Bohobo

Personal information
- Full name: Juan Simeón Esono
- Date of birth: 24 June 1983 (age 41)
- Place of birth: Malabo, Equatorial Guinea
- Position(s): Striker

Senior career*
- Years: Team / Apps / (Gls)
- 2002–2008: CD Elá Nguema
- 2009–2010: Deportivo Mongomo

International career
- 2002–2009: Equatorial Guinea / 5 / (0)
- 2009: Equatorial Guinea B / 2 / (1)

= Juan Simeón Esono =

Equatoguinean footballer

Juan Simeón Esono (born 24 June 1983) is an Equatoguinean former footballer who played as a striker. He is nicknamed Bohobo.

==Career==
Bohobo began his career with CD Elá Nguema in 2002, before moving to Deportivo Mongomo in 2009.

===International career===
Bohobo earned five international caps for Equatorial Guinea between 2002 and 2009, including one FIFA World Cup qualifier.

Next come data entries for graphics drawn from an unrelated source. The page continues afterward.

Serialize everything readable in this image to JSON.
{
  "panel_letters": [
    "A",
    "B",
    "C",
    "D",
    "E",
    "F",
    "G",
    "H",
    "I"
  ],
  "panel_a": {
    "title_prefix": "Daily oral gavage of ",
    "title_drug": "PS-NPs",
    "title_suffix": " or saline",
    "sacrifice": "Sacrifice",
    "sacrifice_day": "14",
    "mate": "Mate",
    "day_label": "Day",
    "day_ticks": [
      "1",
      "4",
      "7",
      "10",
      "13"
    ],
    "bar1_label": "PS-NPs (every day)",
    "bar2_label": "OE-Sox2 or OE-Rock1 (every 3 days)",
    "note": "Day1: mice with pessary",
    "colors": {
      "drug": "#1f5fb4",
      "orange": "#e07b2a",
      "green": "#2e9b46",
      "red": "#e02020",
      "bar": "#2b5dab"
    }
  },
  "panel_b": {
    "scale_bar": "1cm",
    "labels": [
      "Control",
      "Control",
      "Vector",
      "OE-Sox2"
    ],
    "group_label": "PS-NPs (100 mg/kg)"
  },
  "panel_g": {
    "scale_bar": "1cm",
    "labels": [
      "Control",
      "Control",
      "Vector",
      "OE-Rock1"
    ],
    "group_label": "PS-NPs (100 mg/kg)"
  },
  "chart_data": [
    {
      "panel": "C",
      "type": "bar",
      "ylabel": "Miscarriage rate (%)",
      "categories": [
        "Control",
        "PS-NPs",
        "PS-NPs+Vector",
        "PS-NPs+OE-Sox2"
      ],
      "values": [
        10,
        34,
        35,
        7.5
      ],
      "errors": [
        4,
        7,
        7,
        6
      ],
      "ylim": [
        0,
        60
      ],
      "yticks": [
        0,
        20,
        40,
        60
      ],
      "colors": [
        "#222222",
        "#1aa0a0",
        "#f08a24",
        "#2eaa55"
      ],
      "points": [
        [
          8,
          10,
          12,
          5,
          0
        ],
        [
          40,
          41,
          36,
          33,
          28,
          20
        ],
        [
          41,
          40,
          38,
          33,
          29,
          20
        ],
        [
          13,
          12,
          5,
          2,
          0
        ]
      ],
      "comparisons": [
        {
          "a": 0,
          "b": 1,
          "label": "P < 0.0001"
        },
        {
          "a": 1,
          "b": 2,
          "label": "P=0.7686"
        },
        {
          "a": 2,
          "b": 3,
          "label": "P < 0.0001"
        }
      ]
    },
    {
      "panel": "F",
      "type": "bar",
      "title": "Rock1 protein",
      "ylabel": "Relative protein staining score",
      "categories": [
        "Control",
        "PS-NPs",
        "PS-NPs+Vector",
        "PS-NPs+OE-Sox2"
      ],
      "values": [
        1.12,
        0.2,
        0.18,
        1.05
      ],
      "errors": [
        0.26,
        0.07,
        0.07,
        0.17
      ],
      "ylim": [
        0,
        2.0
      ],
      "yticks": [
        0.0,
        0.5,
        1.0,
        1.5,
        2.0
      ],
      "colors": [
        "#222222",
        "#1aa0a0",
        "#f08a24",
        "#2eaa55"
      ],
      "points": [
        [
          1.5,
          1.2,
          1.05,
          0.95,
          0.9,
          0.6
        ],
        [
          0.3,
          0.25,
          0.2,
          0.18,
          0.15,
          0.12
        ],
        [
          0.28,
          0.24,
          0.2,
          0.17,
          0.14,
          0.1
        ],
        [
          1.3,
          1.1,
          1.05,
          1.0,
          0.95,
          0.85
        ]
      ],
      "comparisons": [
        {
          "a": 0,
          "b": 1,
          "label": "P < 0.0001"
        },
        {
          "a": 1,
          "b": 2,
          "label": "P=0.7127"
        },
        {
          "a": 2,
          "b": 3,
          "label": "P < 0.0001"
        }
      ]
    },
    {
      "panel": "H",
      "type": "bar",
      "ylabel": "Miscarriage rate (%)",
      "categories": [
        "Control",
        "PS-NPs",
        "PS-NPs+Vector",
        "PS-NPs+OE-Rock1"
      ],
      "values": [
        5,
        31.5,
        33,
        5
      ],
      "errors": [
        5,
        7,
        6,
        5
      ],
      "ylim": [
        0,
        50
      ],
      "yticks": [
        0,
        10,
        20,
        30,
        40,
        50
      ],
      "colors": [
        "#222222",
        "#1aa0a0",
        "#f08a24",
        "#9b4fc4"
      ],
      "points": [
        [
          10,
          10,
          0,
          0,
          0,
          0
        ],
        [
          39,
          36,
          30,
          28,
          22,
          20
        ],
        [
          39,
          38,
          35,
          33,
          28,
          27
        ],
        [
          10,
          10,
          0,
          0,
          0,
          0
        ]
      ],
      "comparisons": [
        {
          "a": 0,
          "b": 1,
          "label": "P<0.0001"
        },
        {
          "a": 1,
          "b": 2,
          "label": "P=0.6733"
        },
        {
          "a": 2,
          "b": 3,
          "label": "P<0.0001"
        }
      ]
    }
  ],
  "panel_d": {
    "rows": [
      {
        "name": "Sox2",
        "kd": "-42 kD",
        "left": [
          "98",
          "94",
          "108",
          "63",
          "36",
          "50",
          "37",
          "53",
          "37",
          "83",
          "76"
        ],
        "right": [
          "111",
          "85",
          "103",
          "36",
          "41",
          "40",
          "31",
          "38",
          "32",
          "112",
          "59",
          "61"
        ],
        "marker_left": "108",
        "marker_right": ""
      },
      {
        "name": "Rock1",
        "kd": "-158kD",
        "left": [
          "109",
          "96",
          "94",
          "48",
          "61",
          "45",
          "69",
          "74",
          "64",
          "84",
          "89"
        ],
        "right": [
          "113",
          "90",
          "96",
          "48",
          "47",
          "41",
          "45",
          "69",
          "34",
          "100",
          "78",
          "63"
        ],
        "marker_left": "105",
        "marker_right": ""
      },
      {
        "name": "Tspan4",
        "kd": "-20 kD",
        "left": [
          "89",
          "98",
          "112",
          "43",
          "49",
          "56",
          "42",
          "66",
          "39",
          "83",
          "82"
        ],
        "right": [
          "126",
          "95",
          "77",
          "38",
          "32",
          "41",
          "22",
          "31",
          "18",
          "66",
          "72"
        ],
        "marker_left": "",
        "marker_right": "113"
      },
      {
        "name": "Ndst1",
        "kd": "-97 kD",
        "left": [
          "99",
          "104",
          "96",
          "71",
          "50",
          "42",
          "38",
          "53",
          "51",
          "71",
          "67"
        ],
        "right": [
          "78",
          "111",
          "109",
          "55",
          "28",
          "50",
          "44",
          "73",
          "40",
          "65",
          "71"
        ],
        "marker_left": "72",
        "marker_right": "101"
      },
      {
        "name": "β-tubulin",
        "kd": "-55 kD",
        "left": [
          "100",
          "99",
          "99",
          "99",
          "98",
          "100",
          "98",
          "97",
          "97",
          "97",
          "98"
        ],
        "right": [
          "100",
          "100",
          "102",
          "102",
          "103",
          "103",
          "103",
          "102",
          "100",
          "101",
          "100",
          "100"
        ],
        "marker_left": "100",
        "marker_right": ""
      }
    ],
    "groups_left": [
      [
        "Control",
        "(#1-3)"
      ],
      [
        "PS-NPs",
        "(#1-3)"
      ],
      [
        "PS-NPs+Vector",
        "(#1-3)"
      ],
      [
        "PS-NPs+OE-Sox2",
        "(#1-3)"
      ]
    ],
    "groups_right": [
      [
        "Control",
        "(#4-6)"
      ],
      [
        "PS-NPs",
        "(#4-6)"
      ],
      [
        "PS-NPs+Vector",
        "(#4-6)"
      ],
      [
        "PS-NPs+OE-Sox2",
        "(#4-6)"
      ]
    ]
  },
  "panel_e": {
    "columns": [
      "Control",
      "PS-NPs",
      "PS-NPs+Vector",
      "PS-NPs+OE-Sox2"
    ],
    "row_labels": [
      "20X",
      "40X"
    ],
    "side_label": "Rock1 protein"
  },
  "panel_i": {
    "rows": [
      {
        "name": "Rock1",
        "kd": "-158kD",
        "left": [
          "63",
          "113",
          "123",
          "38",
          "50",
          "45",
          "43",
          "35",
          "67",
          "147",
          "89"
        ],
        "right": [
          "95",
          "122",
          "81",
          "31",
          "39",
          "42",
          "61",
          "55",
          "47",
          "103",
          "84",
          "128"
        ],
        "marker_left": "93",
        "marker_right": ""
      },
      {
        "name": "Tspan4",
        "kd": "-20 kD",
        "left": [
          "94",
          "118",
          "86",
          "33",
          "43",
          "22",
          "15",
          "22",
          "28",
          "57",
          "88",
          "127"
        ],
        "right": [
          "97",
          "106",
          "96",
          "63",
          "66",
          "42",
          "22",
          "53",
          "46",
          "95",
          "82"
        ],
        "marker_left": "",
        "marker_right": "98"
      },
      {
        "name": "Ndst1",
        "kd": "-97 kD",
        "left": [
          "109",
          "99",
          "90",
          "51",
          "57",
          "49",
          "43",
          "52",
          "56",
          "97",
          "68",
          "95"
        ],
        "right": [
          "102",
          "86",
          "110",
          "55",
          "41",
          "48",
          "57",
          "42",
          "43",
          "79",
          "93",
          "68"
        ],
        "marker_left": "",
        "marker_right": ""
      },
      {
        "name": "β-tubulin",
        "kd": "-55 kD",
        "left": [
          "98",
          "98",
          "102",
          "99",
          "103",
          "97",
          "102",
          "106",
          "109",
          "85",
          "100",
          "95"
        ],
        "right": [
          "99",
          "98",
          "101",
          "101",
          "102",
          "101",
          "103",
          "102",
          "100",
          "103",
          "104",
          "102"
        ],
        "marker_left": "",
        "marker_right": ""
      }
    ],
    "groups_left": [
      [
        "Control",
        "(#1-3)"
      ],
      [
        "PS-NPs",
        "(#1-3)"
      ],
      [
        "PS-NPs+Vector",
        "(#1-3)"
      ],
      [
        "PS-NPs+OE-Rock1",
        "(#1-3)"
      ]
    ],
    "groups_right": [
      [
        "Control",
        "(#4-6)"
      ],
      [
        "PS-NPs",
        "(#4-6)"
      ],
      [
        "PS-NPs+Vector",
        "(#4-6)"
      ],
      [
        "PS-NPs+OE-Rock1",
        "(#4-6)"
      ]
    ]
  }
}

Also, Boboho had two B matches against Liberia and Ivory Coast in 2009.

==Presumed death==
On 19 December 2010, Polish media announced that Bohobo had died in a car crash in Cameroon, alongside his sister Teclaireille Bille, also a footballer. However, Equatoguinean media denied this information, and released a statement from the player Pierre Désiré Colday who said that "Bohobo is not the brother of Bille and he was not on the trip".